Une semaine après avoir quitté le poste de président de la Bolivie, Luis Arce a évoqué les procédures d'abandon de femme enceinte et de paternité auxquelles il fait face à la suite de la plainte d'un ancien haut fonctionnaire de son administration.
Arce, consulté par le Agence de presse Fides (ANF), Il a indiqué qu'il acceptait de verser une pension familiale, mais a nié que cela implique une reconnaissance de paternité du mineur.
« J'ai présenté tous les mémoires, nous sommes au milieu du processus car il faut que cela soit clarifié. Pour ne pas nuire à un mineur, j'ai pris la décision de verser une pension. Mais cela ne signifie pas que j'accepte la paternité. Cela sera résolu dans les instances pertinentes et avec les éléments scientifiques nécessaires », a-t-il déclaré, cité par ANF.
La plaignante est Brenda L., une avocate pénaliste de 32 ans et ancienne directrice d'une entité qui réglemente l'industrie minière du pays. En septembre dernier, la femme accusait le président de l'époque de l'avoir abandonnée pendant sa grossesse et de refuser de reconnaître la paternité de son fils.

Dans le mémoire présenté, la plaignante raconte qu'elle a informé le président de sa grossesse en avril 2024, après quoi celui-ci lui a demandé de garder le fait confidentiel. Par la suite, affirme la femme, Arce a nié être le père et a accepté de se soumettre à un test de paternité après la naissance. La plaignante souligne qu’à partir de ce moment-là, elle n’a plus répondu à ses messages ni à ceux de son entourage.
Arce, marié à Lourdes Durán et trois enfants issu d’une relation antérieure, n’a pas nié publiquement la relation avec la femme et a déclaré qu’il s’agissait d’une affaire « personnelle ».

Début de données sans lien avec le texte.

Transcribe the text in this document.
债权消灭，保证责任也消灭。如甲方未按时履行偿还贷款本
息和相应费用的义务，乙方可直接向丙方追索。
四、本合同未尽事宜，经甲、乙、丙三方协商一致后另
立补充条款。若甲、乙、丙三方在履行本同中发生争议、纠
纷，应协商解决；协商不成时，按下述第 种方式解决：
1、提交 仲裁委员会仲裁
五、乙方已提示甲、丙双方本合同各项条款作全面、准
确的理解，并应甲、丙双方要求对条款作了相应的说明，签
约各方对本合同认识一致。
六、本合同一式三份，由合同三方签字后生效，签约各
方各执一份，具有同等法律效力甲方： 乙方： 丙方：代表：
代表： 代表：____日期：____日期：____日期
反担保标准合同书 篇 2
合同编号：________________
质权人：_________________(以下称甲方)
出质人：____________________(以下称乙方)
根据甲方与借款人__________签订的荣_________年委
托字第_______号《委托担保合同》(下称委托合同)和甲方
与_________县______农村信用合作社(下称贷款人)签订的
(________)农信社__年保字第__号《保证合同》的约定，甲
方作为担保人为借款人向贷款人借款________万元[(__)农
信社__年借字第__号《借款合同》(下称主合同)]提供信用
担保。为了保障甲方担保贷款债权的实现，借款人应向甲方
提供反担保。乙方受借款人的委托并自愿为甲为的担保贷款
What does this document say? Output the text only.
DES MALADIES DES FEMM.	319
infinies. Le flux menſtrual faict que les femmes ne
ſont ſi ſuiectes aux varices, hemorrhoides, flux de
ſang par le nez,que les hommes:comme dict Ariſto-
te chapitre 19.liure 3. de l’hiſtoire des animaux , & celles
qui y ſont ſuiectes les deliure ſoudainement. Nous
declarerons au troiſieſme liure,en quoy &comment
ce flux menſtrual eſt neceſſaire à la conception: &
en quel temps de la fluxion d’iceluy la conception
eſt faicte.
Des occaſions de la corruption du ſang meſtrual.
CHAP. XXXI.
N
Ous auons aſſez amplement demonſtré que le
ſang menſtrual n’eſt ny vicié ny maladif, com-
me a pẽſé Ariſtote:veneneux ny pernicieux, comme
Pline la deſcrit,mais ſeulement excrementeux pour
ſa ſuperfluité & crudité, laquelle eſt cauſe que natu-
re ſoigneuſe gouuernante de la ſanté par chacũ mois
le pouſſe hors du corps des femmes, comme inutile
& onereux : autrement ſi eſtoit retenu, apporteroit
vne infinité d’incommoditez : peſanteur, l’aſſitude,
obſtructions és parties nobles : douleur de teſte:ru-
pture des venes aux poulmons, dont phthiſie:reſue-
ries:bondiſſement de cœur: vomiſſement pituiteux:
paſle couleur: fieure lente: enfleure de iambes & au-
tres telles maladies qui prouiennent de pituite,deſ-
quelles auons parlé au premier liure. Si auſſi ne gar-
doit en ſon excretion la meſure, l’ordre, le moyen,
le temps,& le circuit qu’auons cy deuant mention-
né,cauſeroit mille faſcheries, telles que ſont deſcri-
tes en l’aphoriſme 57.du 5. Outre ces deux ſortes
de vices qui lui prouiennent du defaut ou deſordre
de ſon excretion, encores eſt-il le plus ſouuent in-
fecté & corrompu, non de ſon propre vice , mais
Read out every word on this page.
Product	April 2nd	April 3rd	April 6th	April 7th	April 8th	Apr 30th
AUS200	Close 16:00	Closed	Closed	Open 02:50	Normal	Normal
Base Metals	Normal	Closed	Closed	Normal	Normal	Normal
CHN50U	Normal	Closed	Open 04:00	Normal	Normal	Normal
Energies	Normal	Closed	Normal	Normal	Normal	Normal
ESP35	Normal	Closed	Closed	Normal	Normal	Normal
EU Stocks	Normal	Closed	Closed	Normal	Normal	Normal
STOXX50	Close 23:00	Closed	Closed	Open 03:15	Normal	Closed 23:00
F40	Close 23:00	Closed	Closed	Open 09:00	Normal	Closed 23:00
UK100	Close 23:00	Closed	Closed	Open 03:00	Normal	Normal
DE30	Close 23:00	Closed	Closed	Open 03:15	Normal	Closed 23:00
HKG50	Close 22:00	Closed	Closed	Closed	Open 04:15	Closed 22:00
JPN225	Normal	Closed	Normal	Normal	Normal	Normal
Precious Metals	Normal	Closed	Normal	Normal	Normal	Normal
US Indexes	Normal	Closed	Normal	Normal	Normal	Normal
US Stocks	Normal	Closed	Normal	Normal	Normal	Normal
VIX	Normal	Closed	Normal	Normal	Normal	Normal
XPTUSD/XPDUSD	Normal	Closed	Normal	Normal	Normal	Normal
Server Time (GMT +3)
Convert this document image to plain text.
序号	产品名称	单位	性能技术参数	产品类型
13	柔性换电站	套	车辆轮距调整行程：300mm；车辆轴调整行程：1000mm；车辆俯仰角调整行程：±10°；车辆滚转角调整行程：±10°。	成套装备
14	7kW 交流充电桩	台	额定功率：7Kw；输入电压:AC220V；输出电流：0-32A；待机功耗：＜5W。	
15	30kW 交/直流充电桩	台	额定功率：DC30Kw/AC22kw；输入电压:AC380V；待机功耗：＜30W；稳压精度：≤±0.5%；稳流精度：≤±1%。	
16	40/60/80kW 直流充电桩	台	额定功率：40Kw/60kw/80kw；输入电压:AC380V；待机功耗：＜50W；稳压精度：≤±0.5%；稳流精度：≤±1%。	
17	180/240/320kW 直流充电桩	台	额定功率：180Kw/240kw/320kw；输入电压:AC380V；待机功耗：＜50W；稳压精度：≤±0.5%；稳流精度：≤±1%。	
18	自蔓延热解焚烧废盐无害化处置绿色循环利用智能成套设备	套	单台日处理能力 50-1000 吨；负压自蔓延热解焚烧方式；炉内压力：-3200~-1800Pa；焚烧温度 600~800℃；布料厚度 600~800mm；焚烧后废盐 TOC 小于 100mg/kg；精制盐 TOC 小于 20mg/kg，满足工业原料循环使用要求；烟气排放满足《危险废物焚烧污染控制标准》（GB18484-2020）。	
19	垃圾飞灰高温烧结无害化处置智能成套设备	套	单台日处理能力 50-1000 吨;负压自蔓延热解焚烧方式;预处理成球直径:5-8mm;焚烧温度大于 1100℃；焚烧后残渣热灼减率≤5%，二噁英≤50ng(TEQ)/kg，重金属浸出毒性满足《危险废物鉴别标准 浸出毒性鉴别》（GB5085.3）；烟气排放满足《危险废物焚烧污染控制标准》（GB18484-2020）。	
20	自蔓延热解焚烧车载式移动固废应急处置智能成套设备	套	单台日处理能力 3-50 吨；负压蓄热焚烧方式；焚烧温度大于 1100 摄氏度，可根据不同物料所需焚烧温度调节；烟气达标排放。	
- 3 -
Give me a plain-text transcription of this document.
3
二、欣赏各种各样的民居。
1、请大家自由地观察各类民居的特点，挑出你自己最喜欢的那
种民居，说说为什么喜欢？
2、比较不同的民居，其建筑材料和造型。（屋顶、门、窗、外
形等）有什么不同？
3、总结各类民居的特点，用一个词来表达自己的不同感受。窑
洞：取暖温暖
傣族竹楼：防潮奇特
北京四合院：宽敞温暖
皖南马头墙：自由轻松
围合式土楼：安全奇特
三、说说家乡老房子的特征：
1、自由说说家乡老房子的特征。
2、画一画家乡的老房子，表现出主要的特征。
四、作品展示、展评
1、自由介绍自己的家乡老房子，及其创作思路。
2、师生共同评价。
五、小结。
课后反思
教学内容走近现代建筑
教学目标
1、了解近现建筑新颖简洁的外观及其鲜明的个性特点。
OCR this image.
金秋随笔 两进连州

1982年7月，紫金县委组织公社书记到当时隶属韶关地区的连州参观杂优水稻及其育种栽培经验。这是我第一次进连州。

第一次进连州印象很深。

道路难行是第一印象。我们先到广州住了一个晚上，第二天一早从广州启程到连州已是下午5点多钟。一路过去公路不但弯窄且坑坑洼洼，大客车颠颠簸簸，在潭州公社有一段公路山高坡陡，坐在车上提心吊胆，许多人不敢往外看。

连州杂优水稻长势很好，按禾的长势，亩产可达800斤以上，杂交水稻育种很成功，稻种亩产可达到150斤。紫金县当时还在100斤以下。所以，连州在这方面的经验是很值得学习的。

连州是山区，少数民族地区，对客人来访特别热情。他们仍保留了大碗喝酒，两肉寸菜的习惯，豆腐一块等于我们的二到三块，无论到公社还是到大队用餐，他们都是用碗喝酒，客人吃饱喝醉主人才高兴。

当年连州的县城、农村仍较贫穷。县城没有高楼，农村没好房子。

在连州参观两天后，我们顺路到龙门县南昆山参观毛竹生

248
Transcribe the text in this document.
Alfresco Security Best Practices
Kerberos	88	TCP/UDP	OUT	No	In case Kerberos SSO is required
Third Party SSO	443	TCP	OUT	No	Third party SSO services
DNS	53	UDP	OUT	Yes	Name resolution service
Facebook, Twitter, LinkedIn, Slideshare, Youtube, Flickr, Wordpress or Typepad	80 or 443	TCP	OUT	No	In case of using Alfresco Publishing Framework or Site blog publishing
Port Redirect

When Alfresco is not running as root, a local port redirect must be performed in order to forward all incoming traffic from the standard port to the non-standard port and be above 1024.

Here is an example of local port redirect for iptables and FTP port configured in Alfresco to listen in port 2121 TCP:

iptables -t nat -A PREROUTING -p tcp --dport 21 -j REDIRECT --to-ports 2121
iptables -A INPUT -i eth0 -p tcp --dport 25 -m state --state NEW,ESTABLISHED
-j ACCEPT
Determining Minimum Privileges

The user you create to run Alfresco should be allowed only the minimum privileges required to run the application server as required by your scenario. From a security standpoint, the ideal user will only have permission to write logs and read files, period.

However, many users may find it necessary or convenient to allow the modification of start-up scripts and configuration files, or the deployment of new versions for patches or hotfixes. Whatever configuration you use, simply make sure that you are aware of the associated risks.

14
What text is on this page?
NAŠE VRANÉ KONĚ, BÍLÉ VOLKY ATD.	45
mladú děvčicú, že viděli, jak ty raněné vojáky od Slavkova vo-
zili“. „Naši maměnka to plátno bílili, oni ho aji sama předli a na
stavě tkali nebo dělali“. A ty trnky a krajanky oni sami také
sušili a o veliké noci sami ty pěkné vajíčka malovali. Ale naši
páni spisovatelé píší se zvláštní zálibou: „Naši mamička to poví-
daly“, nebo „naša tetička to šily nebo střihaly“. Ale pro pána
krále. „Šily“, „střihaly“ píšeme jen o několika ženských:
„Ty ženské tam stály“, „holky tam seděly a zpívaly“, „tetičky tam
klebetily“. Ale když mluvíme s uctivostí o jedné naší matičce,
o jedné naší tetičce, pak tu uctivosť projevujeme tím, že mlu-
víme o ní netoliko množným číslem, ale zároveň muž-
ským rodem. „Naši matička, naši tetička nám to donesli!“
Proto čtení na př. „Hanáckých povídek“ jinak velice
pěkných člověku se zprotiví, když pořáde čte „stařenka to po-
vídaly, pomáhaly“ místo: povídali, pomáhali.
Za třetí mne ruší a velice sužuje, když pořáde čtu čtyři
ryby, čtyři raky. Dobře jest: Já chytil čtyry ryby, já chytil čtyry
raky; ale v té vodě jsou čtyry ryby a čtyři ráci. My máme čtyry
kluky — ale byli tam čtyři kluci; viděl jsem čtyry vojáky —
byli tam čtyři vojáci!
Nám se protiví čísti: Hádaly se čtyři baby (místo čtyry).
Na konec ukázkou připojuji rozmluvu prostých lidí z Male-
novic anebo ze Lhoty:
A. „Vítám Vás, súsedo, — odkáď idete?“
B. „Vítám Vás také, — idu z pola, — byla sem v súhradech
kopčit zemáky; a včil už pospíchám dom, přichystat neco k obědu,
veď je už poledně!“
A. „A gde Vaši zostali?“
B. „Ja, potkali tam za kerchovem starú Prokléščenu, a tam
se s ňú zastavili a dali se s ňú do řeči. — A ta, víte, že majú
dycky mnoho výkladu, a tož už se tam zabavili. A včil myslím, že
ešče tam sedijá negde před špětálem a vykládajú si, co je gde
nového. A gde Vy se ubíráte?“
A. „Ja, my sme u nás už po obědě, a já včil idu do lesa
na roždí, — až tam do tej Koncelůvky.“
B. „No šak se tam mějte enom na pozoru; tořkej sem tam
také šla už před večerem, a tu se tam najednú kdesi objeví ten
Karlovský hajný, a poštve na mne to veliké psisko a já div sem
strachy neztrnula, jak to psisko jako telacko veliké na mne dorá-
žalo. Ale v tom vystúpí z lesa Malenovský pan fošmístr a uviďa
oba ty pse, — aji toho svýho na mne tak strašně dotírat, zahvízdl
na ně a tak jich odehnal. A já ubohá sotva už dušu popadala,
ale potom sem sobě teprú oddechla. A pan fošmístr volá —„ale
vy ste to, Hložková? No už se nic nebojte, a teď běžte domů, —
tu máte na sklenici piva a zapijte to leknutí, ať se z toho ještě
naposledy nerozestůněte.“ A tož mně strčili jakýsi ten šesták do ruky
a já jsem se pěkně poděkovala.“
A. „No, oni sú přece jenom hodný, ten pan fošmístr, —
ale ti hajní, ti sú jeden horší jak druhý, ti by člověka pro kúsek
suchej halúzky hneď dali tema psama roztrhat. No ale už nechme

En octobre, Brenda L. s'est présentée au siège du gouvernement avec son fils dans les bras et a rapporté aux médias que le président de l'époque n'avait pas répondu aux appels pour prélever un échantillon d'ADN. Cependant, le président a répondu à l'appel à témoigner lancé par le tribunal de Cochabamba, où le procès a été ouvert, mais selon les avocats de la victime, il s'est abstenu de témoigner.
Le scandale a généré une série de critiques éthiques contre le président et a ouvert le débat sur les nominations institutionnelles dans l'État et sur la question de savoir si celles-ci répondent à des critères techniques et juridiques, sans être influencées par des intérêts personnels.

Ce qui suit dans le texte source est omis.